The S&P 500
In general, this is the preferred outcome for most market participants as Powell had been pretty market-friendly and done a good job navigating the challenging, last 4 years. Additionally, another nominee would likely take a heavier hand in financial regulation.
However, since last Monday, the S&P 500 has been mired in a brutal sell-off that has continued this week. This is despite the market hitting oversold levels by many technical measures.
A major factor in the selloff has been the omicron variant which some are fearing could evade antibodies from existing vaccines and could be more contagious than previous variants. This is coming amid a backdrop of rising coronavirus case counts due to increased gatherings and the virus becoming more contagious in the winter months.
Another bearish development for the markets is inflation, and the Fed's reaction to it which is leading it to taper asset purchases and some are now expecting rate hikes next year. This would represent a much faster pace than a couple of months ago.

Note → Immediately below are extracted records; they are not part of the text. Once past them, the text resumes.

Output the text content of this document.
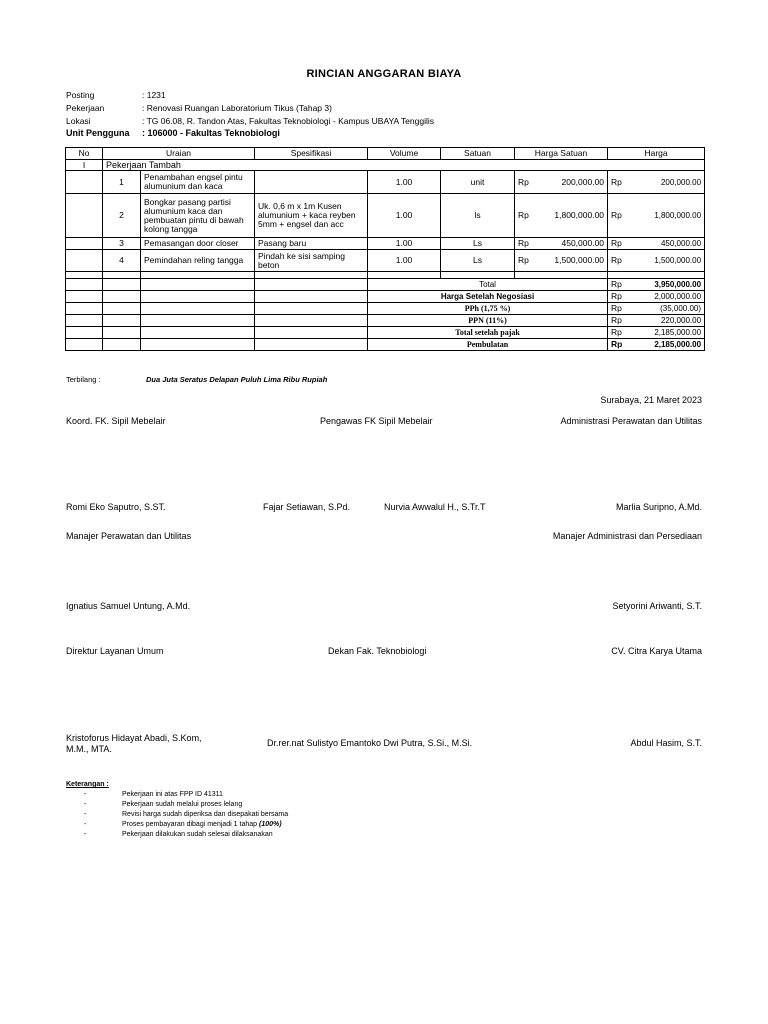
RINCIAN ANGGARAN BIAYA
Posting	: 1231
Pekerjaan	: Renovasi Ruangan Laboratorium Tikus (Tahap 3)
Lokasi	: TG 06.08, R. Tandon Atas, Fakultas Teknobiologi - Kampus UBAYA Tenggilis
Unit Pengguna	: 106000 - Fakultas Teknobiologi
No	Uraian		Spesifikasi	Volume	Satuan	Harga Satuan		Harga	
I	Pekerjaan Tambah								
	1	Penambahan engsel pintu alumunium dan kaca		1.00	unit	Rp	200,000.00	Rp	200,000.00
	2	Bongkar pasang partisi alumunium kaca dan pembuatan pintu di bawah kolong tangga	Uk. 0,6 m x 1m Kusen alumunium + kaca reyben 5mm + engsel dan acc	1.00	ls	Rp	1,800,000.00	Rp	1,800,000.00
	3	Pemasangan door closer	Pasang baru	1.00	Ls	Rp	450,000.00	Rp	450,000.00
	4	Pemindahan reling tangga	Pindah ke sisi samping beton	1.00	Ls	Rp	1,500,000.00	Rp	1,500,000.00

				Total				Rp	3,950,000.00
				Harga Setelah Negosiasi				Rp	2,000,000.00
				PPh (1,75 %)				Rp	(35,000.00)
				PPN (11%)				Rp	220,000.00
				Total setelah pajak				Rp	2,185,000.00
				Pembulatan				Rp	2,185,000.00
Terbilang :	Dua Juta Seratus Delapan Puluh Lima Ribu Rupiah
Surabaya, 21 Maret 2023
Koord. FK. Sipil Mebelair	Pengawas FK Sipil Mebelair	Administrasi Perawatan dan Utilitas
Romi Eko Saputro, S.ST.	Fajar Setiawan, S.Pd.	Nurvia Awwalul H., S.Tr.T	Marlia Suripno, A.Md.
Manajer Perawatan dan Utilitas	Manajer Administrasi dan Persediaan
Ignatius Samuel Untung, A.Md.	Setyorini Ariwanti, S.T.
Direktur Layanan Umum	Dekan Fak. Teknobiologi	CV. Citra Karya Utama
Kristoforus Hidayat Abadi, S.Kom,
M.M., MTA.
Dr.rer.nat Sulistyo Emantoko Dwi Putra, S.Si., M.Si.	Abdul Hasim, S.T.
Keterangan :
-	Pekerjaan ini atas FPP ID 41311
-	Pekerjaan sudah melalui proses lelang
-	Revisi harga sudah diperiksa dan disepakati bersama
-	Proses pembayaran dibagi menjadi 1 tahap (100%)
-	Pekerjaan dilakukan sudah selesai dilaksanakan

As a result, the S&P 500 is now down more than 5% with deeper pullbacks in the Russell 2000
Despite continued threats to the recovery and the threat of a tighter Fed, the dip should continue to be bought especially given the strong trend in earnings growth. Earnings growth has continued despite many spikes in coronavirus cases during times when there were less effective treatments and vaccines. Further, the Fed has room to slow down on its easing, and forward-looking inflation indicators are already starting to tamp down as indicated by industrial commodities and energy prices.